For the sake of concreteness, let's restrict discussion to the category of abelian groups. Throughout, $$ 0 \to A \overset{q}{\to} B \overset{r}{\to}C \to 0$$ is a short exact sequence. One part of the splitting lemma states:
Proposition 1: If there exists a map $t : B \to A$ such that $tq = \mathrm{id}_A$, then there also exists a map $u: C \to B$ such that $r u = \mathrm{id}_C$.
However, as the above proposition is stated, the map $u$ is not unique! For example, if \begin{align*} A = C = \mathbb{Z} && B = \mathbb{Z} \times \mathbb{Z} &&q(a) = (a,0) && r(a,c) = c && t(a,c) = a \end{align*}
then $u(b) = (b,b)$ is just as legitmate a choice as the more obvious $u(b) = (0,b)$. But, the proof of Proposition 1 on wikipedia is constructive and produces a particular $u$. This particular $u$ is unique if you impose one more condition. To be explicit, we have the following:
Proposition 2: If $t : B \to A$ is a map such that $tq = \mathrm{id}_A$, then there is a unique map $u: C \to B$ such that $r u = \mathrm{id}_C$ and $$ 0 \leftarrow A \overset{t}{\leftarrow} B \overset{u}{\leftarrow}C \leftarrow 0$$ is an exact sequence.
Proof: The conclusions above just say that $u$ should be an isomorphism of $C$ onto $\ker(t) \subset B$ with inverse $r \big\vert_{\ker(t)}$, so $u$ is uniquely determined. To see $u$ exists, we just need to check the restriction of $r$ is an isomorphism $\ker(t) \to C$ is an isomorphism. Injectivity: if $x \in \ker(t)$ also belongs to $\ker(r)$, then $x = q(a)$ for $a \in A$ and $a = tq(a) = t(x) = 0$ so that $x = 0$. Surjectivity: if $c \in C$ is arbitrary, then choose any $b \in B$ with $r(b) = c$ and then note $b' = b - qt(b)$ has $r(b') = r(b) - rqt(b) = c$ but also $t(b') = t(b) - tqt(b) = t(b) - t(b) = 0$.

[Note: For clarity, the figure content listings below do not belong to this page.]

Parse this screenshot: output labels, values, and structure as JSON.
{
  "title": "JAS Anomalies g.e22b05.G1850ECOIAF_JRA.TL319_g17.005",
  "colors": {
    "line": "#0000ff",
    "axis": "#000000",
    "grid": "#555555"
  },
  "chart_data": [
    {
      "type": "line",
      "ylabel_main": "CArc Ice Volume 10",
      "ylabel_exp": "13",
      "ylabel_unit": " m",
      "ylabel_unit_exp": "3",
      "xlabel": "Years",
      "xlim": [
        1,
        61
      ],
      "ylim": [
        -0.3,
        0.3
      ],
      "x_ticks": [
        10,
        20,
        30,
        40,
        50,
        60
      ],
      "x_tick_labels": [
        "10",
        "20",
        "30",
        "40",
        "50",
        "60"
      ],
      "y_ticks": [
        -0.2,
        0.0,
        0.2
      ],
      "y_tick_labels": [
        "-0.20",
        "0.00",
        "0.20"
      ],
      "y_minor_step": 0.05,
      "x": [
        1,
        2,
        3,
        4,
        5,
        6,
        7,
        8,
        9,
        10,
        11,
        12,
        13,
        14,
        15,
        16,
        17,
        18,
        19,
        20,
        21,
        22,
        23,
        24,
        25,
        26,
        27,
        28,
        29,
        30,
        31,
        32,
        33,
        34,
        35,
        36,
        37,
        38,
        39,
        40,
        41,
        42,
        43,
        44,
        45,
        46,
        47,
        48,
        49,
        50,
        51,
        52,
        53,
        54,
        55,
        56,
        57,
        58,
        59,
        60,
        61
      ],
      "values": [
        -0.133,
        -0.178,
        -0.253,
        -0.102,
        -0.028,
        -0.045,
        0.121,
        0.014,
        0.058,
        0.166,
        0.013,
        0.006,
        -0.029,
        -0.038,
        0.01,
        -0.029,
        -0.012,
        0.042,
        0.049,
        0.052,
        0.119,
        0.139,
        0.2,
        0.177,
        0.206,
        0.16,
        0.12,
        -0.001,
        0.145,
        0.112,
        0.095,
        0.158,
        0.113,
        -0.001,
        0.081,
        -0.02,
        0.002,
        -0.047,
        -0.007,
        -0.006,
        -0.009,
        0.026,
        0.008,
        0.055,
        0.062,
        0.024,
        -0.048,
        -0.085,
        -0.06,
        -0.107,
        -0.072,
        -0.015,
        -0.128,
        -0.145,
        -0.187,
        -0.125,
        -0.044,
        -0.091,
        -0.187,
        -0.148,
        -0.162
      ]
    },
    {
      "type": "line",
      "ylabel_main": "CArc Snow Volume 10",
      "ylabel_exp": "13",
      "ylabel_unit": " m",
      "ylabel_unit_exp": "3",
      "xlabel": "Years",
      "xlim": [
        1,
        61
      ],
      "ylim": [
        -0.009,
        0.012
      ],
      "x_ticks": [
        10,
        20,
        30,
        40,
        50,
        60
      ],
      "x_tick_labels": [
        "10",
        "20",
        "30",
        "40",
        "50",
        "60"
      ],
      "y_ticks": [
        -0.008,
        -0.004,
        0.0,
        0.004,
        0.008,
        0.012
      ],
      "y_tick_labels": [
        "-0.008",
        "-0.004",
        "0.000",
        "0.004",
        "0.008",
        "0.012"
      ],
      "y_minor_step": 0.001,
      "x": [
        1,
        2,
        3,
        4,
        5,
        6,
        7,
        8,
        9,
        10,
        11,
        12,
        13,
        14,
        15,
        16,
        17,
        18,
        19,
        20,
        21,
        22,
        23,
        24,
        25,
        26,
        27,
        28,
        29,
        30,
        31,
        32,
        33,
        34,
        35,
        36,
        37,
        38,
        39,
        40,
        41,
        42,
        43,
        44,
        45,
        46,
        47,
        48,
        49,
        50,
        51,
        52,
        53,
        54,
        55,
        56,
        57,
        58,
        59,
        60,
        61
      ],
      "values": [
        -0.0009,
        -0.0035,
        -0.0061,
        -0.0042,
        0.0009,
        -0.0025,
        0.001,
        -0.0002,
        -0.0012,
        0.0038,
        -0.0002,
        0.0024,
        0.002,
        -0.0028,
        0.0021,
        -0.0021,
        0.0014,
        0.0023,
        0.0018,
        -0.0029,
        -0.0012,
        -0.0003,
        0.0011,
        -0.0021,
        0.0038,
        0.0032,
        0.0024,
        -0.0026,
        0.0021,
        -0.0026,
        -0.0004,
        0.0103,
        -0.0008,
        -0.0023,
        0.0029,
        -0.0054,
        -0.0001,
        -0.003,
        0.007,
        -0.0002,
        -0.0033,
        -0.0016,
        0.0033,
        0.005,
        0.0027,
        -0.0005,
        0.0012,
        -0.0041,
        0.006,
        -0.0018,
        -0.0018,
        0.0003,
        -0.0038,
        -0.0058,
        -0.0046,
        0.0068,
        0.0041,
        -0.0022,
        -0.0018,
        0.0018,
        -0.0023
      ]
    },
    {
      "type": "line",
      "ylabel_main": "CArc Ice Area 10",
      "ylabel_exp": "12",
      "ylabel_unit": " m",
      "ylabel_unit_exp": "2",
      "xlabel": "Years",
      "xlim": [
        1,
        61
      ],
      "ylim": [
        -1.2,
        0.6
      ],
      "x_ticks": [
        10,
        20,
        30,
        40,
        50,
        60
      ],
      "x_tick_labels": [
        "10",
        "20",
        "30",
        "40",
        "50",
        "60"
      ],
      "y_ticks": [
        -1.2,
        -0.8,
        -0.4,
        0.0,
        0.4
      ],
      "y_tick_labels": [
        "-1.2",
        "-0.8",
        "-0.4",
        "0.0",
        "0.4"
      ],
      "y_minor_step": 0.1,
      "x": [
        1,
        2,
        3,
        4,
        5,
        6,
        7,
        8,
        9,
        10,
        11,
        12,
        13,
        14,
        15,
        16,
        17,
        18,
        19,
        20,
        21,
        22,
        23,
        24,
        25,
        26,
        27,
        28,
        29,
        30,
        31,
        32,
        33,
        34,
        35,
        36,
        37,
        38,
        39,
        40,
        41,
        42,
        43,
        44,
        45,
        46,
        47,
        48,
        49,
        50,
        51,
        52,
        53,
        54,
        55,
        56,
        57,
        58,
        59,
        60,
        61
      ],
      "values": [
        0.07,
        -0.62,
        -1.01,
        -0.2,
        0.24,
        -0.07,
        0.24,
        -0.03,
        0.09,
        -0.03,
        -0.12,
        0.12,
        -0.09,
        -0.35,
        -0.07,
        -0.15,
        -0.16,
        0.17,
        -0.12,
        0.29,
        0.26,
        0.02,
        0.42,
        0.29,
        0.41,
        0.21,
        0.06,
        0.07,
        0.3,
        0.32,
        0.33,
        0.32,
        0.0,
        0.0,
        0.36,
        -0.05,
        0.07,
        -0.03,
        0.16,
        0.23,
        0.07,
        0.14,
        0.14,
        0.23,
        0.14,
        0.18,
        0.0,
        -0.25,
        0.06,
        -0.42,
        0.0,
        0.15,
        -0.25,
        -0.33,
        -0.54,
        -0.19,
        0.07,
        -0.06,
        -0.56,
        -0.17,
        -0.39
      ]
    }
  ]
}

My question is, why does the splitting lemma not bother with this uniqueness statement? It seems to come at essentially no extra cost... A few possiblities:
- Is Proposition 2 simply not very useful?
- Does Proposition 2 fail in more general categories?
Good finding!
It does hold in more general categories as well.
The reason might be that if $0\to A\to B\to C\to 0$ splits (in either side), then we get $B\cong A\oplus C$, and the original sequence is equivalent to $$0\to A\to A\oplus C\to C\to 0$$ which is easier to work with, generally.